I didn't update this when I added the spread operator. With `{...{},
...{}, a: 1}`, the first two tokens would be `...{}` and `...{}`, and
the next token would be `a:`. This PR changes this loop to first get a
single token, check if it's spreading a record, and move on if so.

Alternatives considered:
- Treat `:` as a special character when getting the value too. This
would simplify the loop greatly, but would mean you can't use colons in
values.
- Merge the loop for getting tokens and the loop for parsing those
tokens.
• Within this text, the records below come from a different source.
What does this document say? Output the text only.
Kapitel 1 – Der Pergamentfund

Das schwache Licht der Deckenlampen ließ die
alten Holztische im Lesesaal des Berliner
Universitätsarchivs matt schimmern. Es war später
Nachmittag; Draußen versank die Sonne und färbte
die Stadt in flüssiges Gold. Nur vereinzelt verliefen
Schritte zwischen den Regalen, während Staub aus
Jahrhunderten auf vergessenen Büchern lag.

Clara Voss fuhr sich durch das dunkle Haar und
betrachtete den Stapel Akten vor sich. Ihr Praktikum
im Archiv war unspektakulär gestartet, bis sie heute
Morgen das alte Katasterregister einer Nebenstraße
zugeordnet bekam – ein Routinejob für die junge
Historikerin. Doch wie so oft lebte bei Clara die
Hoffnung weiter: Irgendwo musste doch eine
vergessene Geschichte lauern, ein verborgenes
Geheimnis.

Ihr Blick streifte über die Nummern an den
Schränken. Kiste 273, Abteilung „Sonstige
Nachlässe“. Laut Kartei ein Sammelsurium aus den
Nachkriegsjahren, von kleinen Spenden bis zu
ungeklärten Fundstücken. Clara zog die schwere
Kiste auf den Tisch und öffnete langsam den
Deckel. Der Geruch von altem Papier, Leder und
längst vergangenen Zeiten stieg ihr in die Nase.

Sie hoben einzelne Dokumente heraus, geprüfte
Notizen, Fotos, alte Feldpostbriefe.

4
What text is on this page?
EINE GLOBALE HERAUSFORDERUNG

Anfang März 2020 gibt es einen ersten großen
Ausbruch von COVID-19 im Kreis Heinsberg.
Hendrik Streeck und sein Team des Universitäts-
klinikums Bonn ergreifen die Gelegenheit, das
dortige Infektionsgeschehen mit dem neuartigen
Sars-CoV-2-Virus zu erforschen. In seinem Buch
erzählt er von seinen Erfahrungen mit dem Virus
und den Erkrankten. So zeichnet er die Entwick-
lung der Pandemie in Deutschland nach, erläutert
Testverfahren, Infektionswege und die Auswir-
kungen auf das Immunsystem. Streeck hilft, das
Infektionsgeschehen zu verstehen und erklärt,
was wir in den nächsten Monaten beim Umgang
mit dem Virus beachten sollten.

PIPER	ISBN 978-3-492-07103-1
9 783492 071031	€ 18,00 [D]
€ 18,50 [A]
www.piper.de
I tried this, but it complicates things if you run into a syntax
error and want to create a garbage span going to the end of the record.

# User-Facing Changes

Nothing new
This commit is contained in:
Yash Thakur 2025-02-11 09:51:34 -05:00 committed by GitHub
parent 81243c48f0
commit 1128fa137f
No known key found for this signature in database
GPG Key ID: B5690EEEBB952194
2 changed files with 22 additions and 11 deletions

View File

@ -6013,20 +6013,30 @@ pub fn parse_record(working_set: &mut StateWorkingSet, span: Span) -> Expression
error: None,
span_offset: start,
};
let mut lex_n = |additional_whitespace, special_tokens, max_tokens| {
lex_n_tokens(
&mut lex_state,
additional_whitespace,
special_tokens,
true,
max_tokens,
)
};
loop {
if lex_n(&[b'\n', b'\r', b','], &[b':'], 2) < 2 {
let additional_whitespace = &[b'\n', b'\r', b','];
if lex_n_tokens(&mut lex_state, additional_whitespace, &[b':'], true, 1) < 1 {
break;
};
if lex_n(&[b'\n', b'\r', b','], &[], 1) < 1 {
let span = lex_state
.output
.last()
.expect("should have gotten 1 token")
.span;
let contents = working_set.get_span_contents(span);
if contents.len() > 3
&& contents.starts_with(b"...")
&& (contents[3] == b'$' || contents[3] == b'{' || contents[3] == b'(')
{
// This was a spread operator, so there's no value
continue;
}
// Get token for colon
if lex_n_tokens(&mut lex_state, additional_whitespace, &[b':'], true, 1) < 1 {
break;
};
// Get token for value
if lex_n_tokens(&mut lex_state, additional_whitespace, &[], true, 1) < 1 {
break;
};
}

View File

@ -65,6 +65,7 @@ fn spread_type_list() -> TestResult {
#[test]
fn spread_in_record() -> TestResult {
run_test(r#"{...{} ...{}, a: 1} | to nuon"#, "{a: 1}").unwrap();
run_test(r#"{...{...{...{}}}} | to nuon"#, "{}").unwrap();
run_test(
r#"{foo: bar ...{a: {x: 1}} b: 3} | to nuon"#,